Special Considerations for Biotinylated Antibodies:

  • Endogenous Biotin Management:

    • Be aware that some tissues (especially liver, kidney) contain high levels of endogenous biotin

    • Consider pre-blocking with streptavidin followed by free biotin before applying biotinylated antibody

  • Enhanced Chemiluminescence Exposure:

    • Start with short exposure times (10-30 seconds) and gradually increase if needed

    • Use multiple exposure times to capture optimal signal without saturation

Controls and Validation:

  • Positive Control:

    • Include lysates from cells known to express HRH4 (e.g., macrophages cultured in high glucose conditions)

    • Consider using recombinant HRH4 protein as a reference standard

  • Specificity Validation:

    • Perform peptide competition assays with the immunogen peptide (204-292AA)
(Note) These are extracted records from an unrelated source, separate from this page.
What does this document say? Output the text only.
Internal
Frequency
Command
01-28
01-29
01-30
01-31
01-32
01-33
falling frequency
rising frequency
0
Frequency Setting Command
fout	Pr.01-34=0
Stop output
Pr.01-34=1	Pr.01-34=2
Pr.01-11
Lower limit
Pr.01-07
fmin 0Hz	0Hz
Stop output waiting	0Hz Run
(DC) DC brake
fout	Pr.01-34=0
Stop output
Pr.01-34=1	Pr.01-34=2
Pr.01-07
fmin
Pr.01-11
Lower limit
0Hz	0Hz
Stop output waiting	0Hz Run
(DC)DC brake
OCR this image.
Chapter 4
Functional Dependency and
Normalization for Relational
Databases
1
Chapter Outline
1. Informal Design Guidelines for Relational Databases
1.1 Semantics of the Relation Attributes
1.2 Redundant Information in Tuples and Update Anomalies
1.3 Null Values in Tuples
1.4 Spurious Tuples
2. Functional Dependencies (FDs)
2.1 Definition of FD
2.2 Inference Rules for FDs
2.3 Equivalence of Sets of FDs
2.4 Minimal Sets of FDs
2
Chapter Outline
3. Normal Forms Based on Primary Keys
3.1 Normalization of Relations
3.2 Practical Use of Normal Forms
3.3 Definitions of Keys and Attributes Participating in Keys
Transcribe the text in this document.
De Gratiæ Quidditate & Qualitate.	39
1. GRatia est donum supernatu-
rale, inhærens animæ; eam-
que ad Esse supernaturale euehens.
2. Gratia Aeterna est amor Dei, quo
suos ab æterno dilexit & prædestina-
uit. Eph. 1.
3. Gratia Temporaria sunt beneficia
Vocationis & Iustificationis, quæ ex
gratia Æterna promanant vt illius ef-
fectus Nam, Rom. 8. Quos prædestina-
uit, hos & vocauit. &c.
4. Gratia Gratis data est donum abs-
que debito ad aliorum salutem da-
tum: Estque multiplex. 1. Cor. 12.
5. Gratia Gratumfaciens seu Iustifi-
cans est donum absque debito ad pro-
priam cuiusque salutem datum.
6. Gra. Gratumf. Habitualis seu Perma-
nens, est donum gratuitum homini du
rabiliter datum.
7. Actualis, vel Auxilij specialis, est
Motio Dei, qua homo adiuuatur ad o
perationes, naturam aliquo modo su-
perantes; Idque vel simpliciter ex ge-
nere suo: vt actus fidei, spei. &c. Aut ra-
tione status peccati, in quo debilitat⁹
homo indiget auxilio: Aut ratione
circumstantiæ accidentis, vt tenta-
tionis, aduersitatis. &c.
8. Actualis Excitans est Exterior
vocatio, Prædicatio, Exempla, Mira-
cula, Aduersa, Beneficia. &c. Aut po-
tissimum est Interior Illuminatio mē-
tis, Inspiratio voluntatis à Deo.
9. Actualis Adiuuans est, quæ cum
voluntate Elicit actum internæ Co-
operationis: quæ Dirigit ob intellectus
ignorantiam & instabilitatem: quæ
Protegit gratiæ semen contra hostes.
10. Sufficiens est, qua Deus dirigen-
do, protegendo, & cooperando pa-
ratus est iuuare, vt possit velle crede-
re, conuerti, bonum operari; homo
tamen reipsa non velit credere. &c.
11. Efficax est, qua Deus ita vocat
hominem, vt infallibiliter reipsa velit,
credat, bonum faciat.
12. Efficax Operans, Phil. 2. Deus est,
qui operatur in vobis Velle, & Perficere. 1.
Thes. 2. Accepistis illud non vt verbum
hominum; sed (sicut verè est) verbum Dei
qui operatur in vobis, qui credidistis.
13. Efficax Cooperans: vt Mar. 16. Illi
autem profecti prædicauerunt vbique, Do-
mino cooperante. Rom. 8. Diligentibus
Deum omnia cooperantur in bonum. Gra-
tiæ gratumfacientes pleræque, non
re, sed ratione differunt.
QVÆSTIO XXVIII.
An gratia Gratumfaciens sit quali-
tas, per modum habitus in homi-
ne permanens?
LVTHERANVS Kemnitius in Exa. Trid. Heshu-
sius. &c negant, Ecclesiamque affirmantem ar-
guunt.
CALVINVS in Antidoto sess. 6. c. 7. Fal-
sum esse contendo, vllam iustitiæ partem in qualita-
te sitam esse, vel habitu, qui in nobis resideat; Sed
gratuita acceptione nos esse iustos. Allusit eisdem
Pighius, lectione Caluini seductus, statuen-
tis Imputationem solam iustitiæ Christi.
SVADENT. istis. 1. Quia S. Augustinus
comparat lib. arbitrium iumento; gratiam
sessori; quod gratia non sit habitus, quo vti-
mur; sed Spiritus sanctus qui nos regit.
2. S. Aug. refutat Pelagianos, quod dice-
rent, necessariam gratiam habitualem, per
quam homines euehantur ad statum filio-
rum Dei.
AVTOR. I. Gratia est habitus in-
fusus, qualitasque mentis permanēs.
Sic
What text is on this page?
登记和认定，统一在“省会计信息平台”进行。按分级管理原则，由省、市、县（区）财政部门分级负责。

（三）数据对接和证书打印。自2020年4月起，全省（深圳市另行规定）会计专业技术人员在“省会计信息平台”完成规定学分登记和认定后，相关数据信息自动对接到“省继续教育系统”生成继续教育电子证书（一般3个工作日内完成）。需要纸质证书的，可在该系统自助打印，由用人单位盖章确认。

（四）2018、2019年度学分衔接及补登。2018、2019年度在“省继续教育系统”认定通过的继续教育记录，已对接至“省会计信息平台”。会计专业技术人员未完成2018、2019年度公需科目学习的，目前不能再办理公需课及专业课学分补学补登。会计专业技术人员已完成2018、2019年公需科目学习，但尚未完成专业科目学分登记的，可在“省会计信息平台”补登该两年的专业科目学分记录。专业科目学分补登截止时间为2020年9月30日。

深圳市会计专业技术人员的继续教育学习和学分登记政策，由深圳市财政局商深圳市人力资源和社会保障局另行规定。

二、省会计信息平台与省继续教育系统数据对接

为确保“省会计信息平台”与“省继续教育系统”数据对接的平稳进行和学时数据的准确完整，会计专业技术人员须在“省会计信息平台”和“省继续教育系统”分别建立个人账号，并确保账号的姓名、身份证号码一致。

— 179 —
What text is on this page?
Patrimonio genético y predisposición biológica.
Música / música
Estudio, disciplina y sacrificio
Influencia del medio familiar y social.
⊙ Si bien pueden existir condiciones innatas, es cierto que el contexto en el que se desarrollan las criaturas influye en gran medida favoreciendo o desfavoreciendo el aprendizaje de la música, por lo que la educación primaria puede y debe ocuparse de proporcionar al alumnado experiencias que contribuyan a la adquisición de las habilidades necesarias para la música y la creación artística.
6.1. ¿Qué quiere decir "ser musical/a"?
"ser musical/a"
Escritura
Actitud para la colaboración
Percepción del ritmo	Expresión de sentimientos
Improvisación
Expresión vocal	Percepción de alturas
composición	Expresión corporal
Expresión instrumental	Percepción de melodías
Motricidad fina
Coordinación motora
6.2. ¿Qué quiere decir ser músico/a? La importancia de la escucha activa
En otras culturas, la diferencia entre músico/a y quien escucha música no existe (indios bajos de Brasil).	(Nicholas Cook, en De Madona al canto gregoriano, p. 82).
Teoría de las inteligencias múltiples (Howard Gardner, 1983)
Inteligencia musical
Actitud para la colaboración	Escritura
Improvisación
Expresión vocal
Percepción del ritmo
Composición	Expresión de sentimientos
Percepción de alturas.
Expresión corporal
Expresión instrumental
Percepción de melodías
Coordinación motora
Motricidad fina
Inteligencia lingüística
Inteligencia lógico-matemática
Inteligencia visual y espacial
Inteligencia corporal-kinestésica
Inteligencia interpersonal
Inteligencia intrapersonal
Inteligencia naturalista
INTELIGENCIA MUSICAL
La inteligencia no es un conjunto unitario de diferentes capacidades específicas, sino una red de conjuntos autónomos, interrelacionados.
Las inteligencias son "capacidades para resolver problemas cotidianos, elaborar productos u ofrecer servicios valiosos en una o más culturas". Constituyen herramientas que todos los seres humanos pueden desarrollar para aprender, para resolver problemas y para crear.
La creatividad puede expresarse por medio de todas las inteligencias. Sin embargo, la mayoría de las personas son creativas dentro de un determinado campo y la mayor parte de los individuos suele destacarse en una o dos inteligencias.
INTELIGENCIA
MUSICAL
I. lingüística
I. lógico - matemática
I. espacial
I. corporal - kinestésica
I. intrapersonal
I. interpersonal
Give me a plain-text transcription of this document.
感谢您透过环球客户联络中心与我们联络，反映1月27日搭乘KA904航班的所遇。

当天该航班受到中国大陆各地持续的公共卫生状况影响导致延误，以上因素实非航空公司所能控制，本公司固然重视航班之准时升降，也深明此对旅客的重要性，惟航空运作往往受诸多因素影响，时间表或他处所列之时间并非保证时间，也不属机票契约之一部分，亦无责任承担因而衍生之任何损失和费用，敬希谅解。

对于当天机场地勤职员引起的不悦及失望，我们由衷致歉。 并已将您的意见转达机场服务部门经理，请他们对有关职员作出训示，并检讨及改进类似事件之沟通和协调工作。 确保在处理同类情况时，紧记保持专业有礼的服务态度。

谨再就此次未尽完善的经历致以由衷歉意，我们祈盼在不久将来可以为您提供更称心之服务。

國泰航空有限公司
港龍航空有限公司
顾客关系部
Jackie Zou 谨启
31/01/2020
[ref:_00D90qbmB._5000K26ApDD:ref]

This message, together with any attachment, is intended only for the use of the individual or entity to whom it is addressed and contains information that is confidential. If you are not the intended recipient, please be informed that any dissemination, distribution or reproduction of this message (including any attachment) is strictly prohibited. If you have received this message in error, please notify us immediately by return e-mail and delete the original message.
    • If available, include samples from HRH4 knockout models as negative controls

  • Band Identification:

    • HRH4 may show multiple bands due to post-translational modifications, glycosylation, or splice variants

    • The expected molecular weight is approximately 44 kDa, but additional bands at 35-50 kDa may represent modified forms

This optimized Western blotting protocol should enable reliable detection of HRH4 protein while mitigating common challenges associated with membrane protein analysis and biotinylated antibody detection systems.